Desde 1945, quando a Organização das Nações Unidas para a Agricultura e Alimentação (FAO) foi criada, comemora-se em 16 de outubro, o Dia Mundial da Alimentação. Em cada ano, elege-se um tema a ser trabalhado. Este ano, é o direito ao alimento.
Mas como o Brasil está em relação a esse direito, previsto, desde 1948, na Declaração Universal de Direitos Humanos?
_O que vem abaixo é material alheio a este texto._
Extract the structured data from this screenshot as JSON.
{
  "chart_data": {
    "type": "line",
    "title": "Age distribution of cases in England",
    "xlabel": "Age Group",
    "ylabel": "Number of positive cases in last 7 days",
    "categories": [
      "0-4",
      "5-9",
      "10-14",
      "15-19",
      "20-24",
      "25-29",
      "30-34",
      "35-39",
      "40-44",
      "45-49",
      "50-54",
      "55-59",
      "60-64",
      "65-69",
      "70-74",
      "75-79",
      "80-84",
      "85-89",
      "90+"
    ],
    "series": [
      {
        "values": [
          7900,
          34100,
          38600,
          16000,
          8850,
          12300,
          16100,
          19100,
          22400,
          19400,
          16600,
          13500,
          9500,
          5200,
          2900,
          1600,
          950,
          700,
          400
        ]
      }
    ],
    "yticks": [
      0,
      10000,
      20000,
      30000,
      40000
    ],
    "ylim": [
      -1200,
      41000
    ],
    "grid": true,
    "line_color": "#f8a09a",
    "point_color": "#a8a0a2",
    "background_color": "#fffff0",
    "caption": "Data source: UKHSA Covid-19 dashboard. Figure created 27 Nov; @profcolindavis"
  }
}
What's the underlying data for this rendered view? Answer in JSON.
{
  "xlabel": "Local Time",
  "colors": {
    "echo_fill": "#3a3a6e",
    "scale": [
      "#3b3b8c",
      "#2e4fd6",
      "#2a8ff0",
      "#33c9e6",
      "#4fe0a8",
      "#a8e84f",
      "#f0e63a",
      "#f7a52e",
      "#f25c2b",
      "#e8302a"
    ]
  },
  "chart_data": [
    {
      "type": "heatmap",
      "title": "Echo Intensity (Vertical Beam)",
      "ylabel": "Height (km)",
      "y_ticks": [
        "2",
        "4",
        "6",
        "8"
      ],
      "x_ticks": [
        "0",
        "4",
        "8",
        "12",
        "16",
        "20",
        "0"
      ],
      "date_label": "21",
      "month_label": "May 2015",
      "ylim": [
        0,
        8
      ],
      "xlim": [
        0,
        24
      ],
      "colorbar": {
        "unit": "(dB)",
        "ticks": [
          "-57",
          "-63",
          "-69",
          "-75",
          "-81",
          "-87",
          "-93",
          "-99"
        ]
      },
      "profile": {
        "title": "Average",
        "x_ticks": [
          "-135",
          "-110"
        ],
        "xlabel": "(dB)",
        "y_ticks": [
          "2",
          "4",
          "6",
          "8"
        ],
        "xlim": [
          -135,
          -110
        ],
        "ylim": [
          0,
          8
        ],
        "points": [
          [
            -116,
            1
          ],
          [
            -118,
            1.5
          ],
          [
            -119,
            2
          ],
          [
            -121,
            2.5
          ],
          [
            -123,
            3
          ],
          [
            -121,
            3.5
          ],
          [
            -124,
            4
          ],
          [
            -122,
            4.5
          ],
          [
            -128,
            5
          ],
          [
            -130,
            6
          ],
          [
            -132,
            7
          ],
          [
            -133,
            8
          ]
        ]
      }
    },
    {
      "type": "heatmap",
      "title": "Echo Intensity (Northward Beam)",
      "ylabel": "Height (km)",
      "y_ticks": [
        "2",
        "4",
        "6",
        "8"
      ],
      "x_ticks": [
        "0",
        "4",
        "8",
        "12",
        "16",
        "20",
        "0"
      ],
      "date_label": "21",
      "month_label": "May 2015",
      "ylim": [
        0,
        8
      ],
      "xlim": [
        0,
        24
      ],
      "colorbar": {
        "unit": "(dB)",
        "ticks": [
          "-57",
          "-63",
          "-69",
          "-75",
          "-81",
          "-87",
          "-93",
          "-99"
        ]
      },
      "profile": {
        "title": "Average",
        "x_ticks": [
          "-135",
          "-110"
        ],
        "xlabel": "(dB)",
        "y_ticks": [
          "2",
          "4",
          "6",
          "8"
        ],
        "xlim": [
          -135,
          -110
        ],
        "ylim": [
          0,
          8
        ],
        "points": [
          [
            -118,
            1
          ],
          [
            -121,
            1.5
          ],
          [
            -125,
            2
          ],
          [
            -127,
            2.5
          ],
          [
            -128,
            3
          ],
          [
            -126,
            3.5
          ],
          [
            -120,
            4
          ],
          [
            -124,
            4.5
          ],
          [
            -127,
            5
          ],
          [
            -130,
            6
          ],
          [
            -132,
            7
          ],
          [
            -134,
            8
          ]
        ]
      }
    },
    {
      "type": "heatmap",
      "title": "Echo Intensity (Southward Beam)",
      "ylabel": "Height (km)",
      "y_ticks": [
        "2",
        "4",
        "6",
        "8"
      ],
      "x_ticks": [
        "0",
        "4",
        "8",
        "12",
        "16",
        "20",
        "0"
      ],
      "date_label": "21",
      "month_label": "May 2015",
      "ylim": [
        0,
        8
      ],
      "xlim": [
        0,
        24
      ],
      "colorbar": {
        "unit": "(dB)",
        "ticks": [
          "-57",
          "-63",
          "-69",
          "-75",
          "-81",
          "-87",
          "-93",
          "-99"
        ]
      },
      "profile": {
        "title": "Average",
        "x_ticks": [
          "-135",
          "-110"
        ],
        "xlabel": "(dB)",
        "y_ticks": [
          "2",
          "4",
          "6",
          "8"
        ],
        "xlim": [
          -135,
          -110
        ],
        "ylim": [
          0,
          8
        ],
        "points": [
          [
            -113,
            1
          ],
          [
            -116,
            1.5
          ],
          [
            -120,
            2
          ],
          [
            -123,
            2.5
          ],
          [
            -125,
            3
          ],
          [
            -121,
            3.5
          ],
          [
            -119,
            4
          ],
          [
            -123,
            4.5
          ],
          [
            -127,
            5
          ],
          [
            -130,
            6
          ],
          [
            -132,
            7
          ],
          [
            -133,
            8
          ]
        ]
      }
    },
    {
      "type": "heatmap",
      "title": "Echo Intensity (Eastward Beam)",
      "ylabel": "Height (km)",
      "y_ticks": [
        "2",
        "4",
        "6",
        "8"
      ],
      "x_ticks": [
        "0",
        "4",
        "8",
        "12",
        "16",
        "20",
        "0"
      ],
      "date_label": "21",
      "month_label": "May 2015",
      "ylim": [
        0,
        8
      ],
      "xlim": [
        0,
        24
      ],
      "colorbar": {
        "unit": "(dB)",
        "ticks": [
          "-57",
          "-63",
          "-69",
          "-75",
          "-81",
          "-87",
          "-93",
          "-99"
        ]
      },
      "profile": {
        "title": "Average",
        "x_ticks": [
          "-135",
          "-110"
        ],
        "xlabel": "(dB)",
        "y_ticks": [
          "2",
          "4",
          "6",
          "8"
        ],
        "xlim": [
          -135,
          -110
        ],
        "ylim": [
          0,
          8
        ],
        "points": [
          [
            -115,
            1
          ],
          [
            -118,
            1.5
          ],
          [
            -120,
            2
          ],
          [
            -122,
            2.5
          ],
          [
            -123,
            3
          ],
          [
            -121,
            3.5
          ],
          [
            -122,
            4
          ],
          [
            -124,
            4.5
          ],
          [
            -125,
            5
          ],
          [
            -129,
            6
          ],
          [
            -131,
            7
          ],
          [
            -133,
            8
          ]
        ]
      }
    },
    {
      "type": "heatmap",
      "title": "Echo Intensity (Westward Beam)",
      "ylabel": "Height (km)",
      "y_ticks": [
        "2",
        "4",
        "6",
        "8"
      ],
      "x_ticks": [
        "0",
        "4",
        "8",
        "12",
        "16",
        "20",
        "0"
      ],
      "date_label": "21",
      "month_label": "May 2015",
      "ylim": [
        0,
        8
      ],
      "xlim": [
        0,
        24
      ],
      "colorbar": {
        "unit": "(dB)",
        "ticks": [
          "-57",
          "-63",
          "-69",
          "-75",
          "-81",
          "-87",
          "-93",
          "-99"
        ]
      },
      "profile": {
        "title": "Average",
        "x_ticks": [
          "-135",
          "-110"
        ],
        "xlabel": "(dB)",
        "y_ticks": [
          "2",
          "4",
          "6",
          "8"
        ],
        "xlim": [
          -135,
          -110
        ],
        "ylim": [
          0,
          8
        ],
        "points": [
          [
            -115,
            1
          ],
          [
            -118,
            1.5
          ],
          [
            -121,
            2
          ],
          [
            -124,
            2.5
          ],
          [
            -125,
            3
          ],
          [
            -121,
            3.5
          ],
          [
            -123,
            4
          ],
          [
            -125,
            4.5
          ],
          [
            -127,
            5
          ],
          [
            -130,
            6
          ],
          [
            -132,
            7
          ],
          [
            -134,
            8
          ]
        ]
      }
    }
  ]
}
Sabe-se que, ainda hoje, metade da população mundial padece de algum problema nutricional, e a situação se agrava nos países chamados “em desenvolvimento”. Nesses países, um quarto das crianças nasce com peso inferior por causa da subnutrição fetal, e ainda cerca de 150 milhões de crianças até 5 anos têm baixa estatura para idade ou baixo peso para a altura, pela ocorrência de desnutrição infantil.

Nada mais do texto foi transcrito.